The Agriculture Fairness Alliance (AFA) is a coalition of various groups and individuals ranging from free-market advocates to vegans, from environmentalists to food equity proponents. The group is lobbying for justice and fairness in farm policy in DC three months ahead of schedule due to a surge in membership.

The executive team signed a contract with DC-based Lobbyists4Good (L4G) in October, and meetings with members of Congress began last week. They are proposing the At-risk Farmers Act which will grant funds to non-profits to assist animal farmers who want to transition to sustainable endeavors such as supplying the plant-based foods market. This voluntary program is intended to help farmers get themselves unstuck from producing into glutted markets, and transition into lucrative businesses that don’t require bailouts and subsidies year after year.

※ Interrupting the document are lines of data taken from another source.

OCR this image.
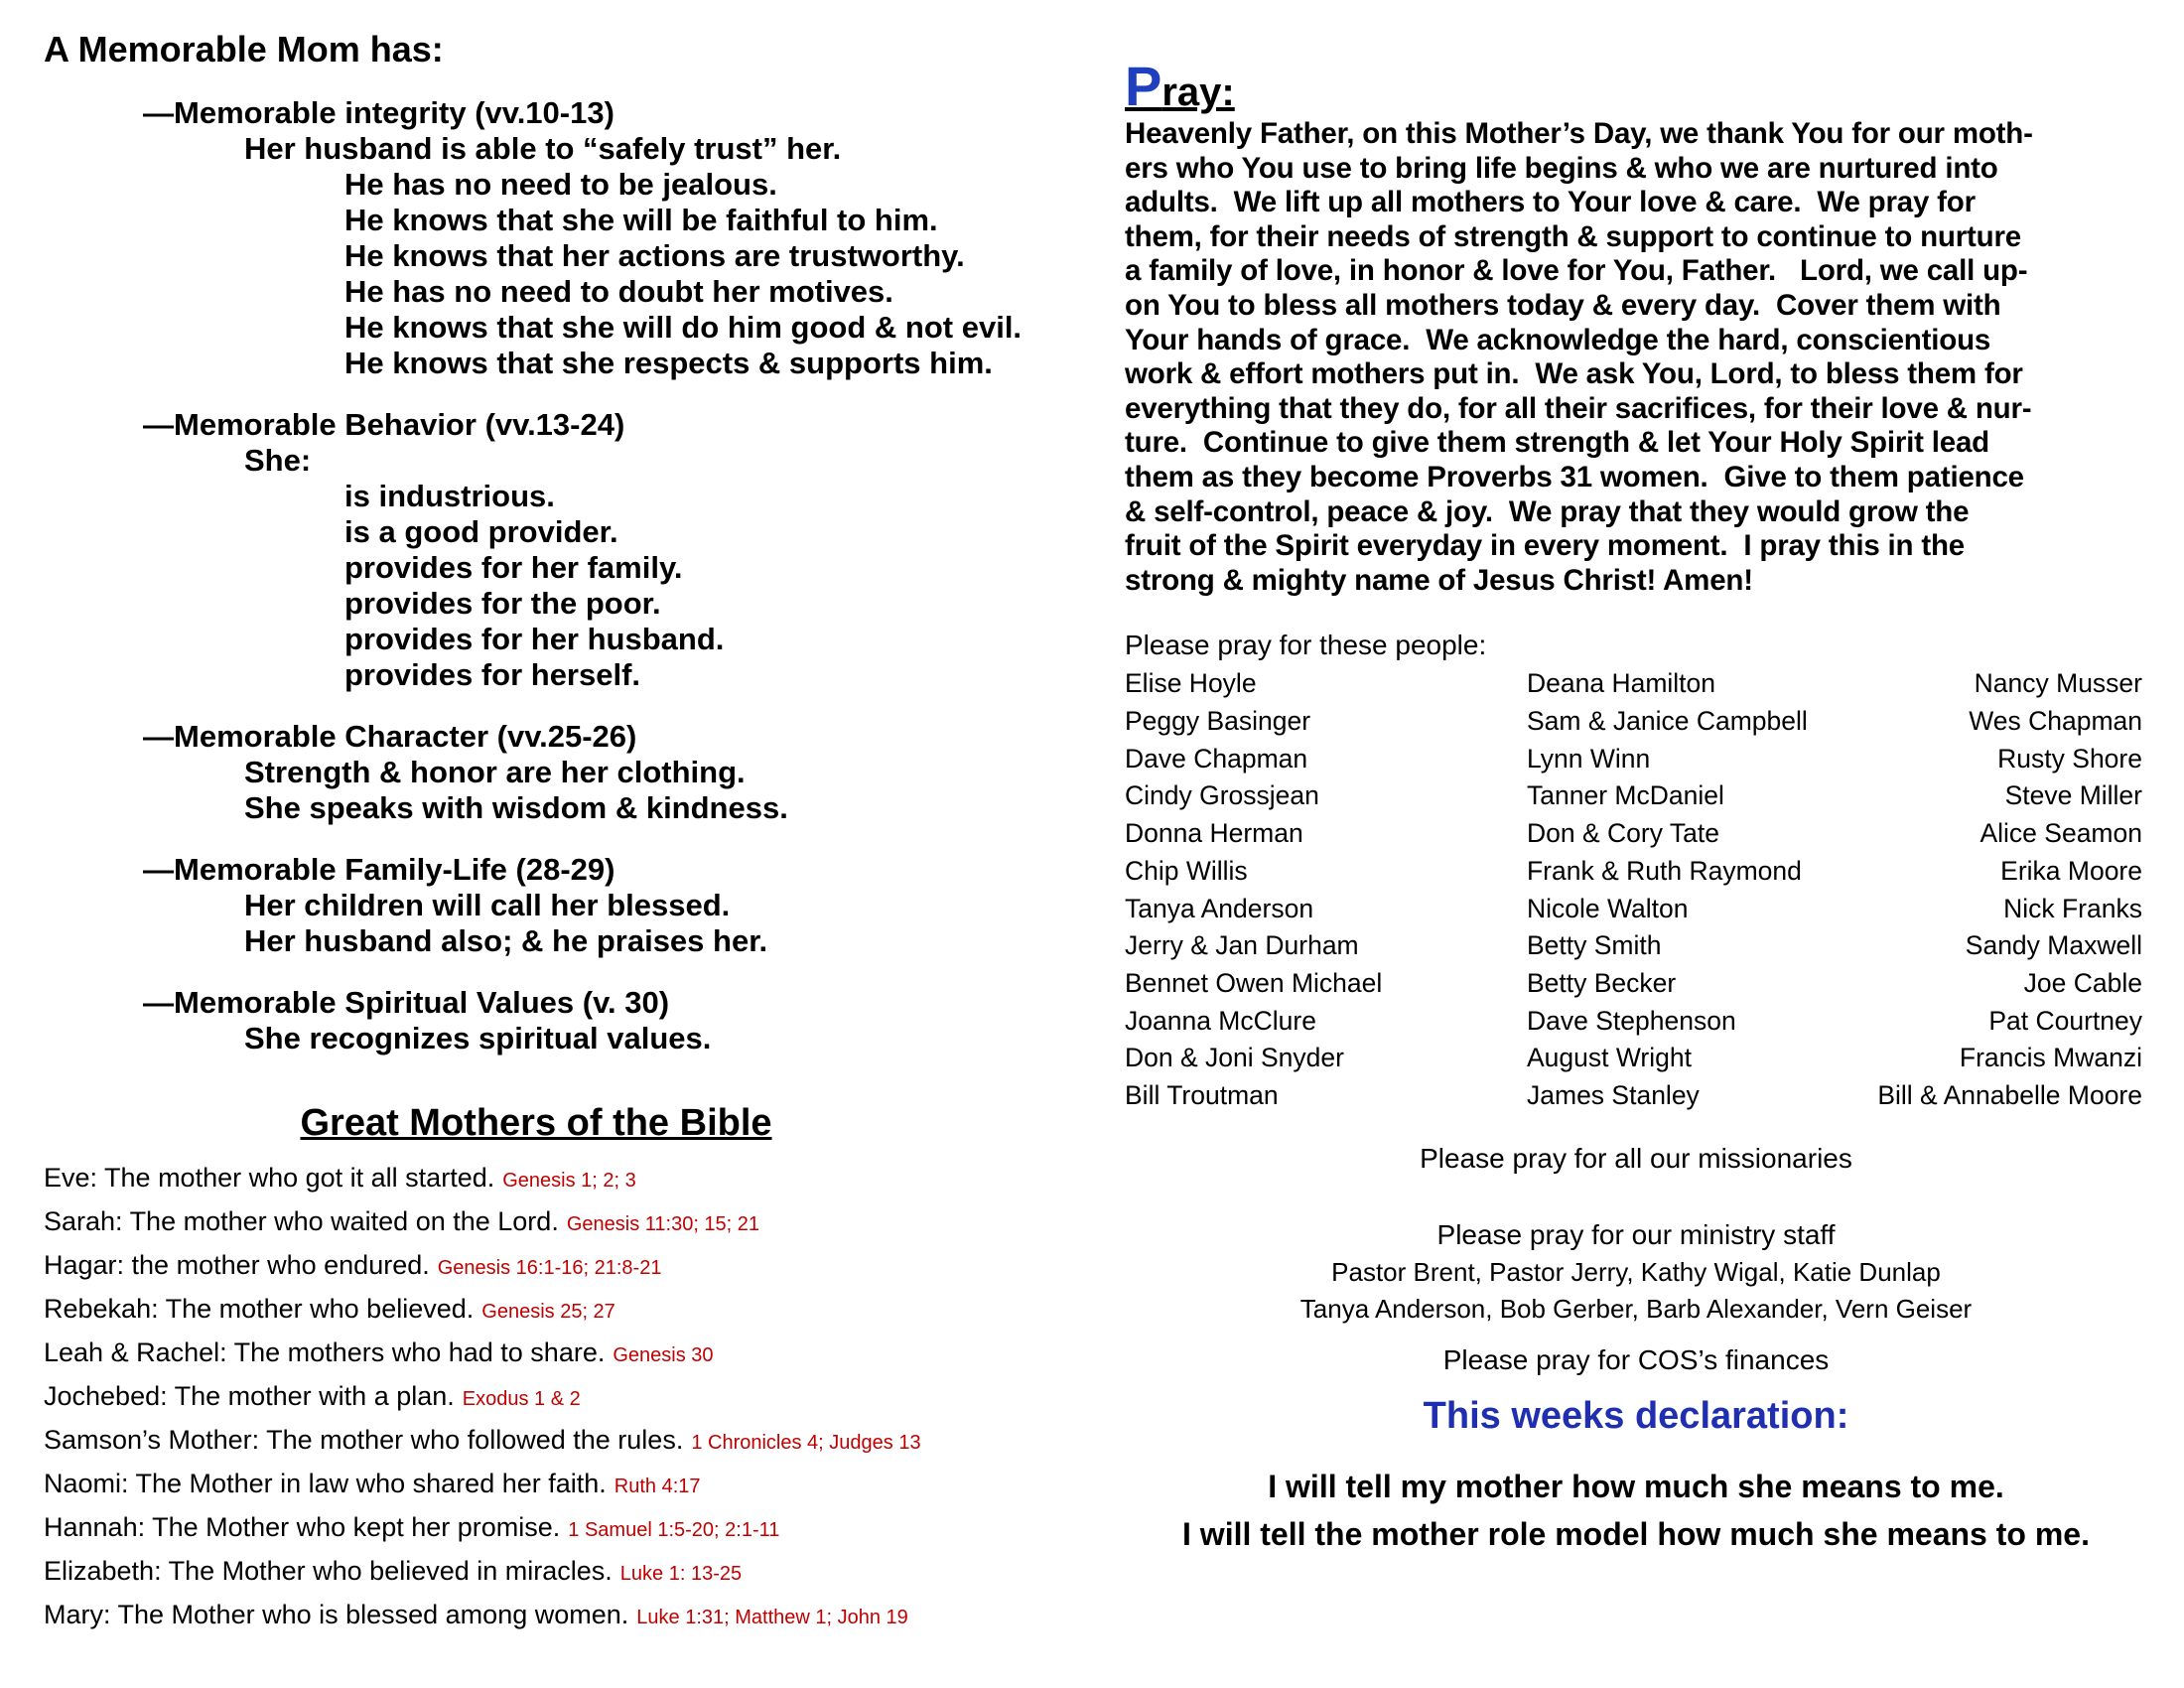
A Memorable Mom has:
—Memorable integrity (vv.10-13)
Her husband is able to “safely trust” her.
He has no need to be jealous.
He knows that she will be faithful to him.
He knows that her actions are trustworthy.
He has no need to doubt her motives.
He knows that she will do him good & not evil.
He knows that she respects & supports him.
—Memorable Behavior (vv.13-24)
She:
is industrious.
is a good provider.
provides for her family.
provides for the poor.
provides for her husband.
provides for herself.
—Memorable Character (vv.25-26)
Strength & honor are her clothing.
She speaks with wisdom & kindness.
—Memorable Family-Life (28-29)
Her children will call her blessed.
Her husband also; & he praises her.
—Memorable Spiritual Values (v. 30)
She recognizes spiritual values.
Great Mothers of the Bible
Eve: The mother who got it all started. Genesis 1; 2; 3
Sarah: The mother who waited on the Lord. Genesis 11:30; 15; 21
Hagar: the mother who endured. Genesis 16:1-16; 21:8-21
Rebekah: The mother who believed. Genesis 25; 27
Leah & Rachel: The mothers who had to share. Genesis 30
Jochebed: The mother with a plan. Exodus 1 & 2
Samson’s Mother: The mother who followed the rules. 1 Chronicles 4; Judges 13
Naomi: The Mother in law who shared her faith. Ruth 4:17
Hannah: The Mother who kept her promise. 1 Samuel 1:5-20; 2:1-11
Elizabeth: The Mother who believed in miracles. Luke 1: 13-25
Mary: The Mother who is blessed among women. Luke 1:31; Matthew 1; John 19
Pray:
Heavenly Father, on this Mother’s Day, we thank You for our moth-
ers who You use to bring life begins & who we are nurtured into
adults.  We lift up all mothers to Your love & care.  We pray for
them, for their needs of strength & support to continue to nurture
a family of love, in honor & love for You, Father.   Lord, we call up-
on You to bless all mothers today & every day.  Cover them with
Your hands of grace.  We acknowledge the hard, conscientious
work & effort mothers put in.  We ask You, Lord, to bless them for
everything that they do, for all their sacrifices, for their love & nur-
ture.  Continue to give them strength & let Your Holy Spirit lead
them as they become Proverbs 31 women.  Give to them patience
& self-control, peace & joy.  We pray that they would grow the
fruit of the Spirit everyday in every moment.  I pray this in the
strong & mighty name of Jesus Christ! Amen!
Please pray for these people:
Elise Hoyle	Deana Hamilton	Nancy Musser
Peggy Basinger	Sam & Janice Campbell	Wes Chapman
Dave Chapman	Lynn Winn	Rusty Shore
Cindy Grossjean	Tanner McDaniel	Steve Miller
Donna Herman	Don & Cory Tate	Alice Seamon
Chip Willis	Frank & Ruth Raymond	Erika Moore
Tanya Anderson	Nicole Walton	Nick Franks
Jerry & Jan Durham	Betty Smith	Sandy Maxwell
Bennet Owen Michael	Betty Becker	Joe Cable
Joanna McClure	Dave Stephenson	Pat Courtney
Don & Joni Snyder	August Wright	Francis Mwanzi
Bill Troutman	James Stanley	Bill & Annabelle Moore
Please pray for all our missionaries
Please pray for our ministry staff
Pastor Brent, Pastor Jerry, Kathy Wigal, Katie Dunlap
Tanya Anderson, Bob Gerber, Barb Alexander, Vern Geiser
Please pray for COS’s finances
This weeks declaration:
I will tell my mother how much she means to me.
I will tell the mother role model how much she means to me.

AFA was founded by Connie Spence, Laura Montonye Reese, and Renee King-Sonnen. According to Reese, “The age of animal exploitation will come to an end. There are other, and often better ways of producing our proteins, making our fabrics, and testing our medicines. The animal agriculture industry destroys our planet, subjugates animals, and exploits marginalized humans. There’s no justification for propping it up any longer.”

AFA takes the position that subsidies, bailouts, more bailouts, and tax-payer funded marketing programs that boost animal agribusinesses are unfair.

  • Subsidies & bailouts shield animal agribusinesses from the normal laws of supply and demand that other industries are expected to abide by.
  • Subsidies & bailouts mute signals sent to the industry by consumers who think they’re ‘voting with their dollars’ in the free market.
  • Subsidies & bailouts to animal agribusinesses are a massive waste of taxpayer money and do not make good fiscal sense.
Elmhurst new range
©Elmhurst Milked

While large operations like Elmhurst Dairy in NY and Giacomazzi Dairy in CA have the means to shift to new markets themselves, small to mid-sized farming operations are often saddled with debt, suffer from thin profit margins, and therefore remain stuck serving sunsetting industries. When enacted into law, the At-risk Farmers program will be there to help when these farmers inevitably come to realize that it’s time to join the plant-based food system.

According to Spence, “When we are taught our whole lives that the American Dream means anyone can start a business and be successful so long as they offer a superior product, I never dreamed we’d be babysitting the livestock and dairy industries into imposing their own success. It’s time to let the American people decide what products are superior, to let our demand be felt, and to stop corporate farming interests from falsely representing American small farmers. This legislation addresses helping small farmers.”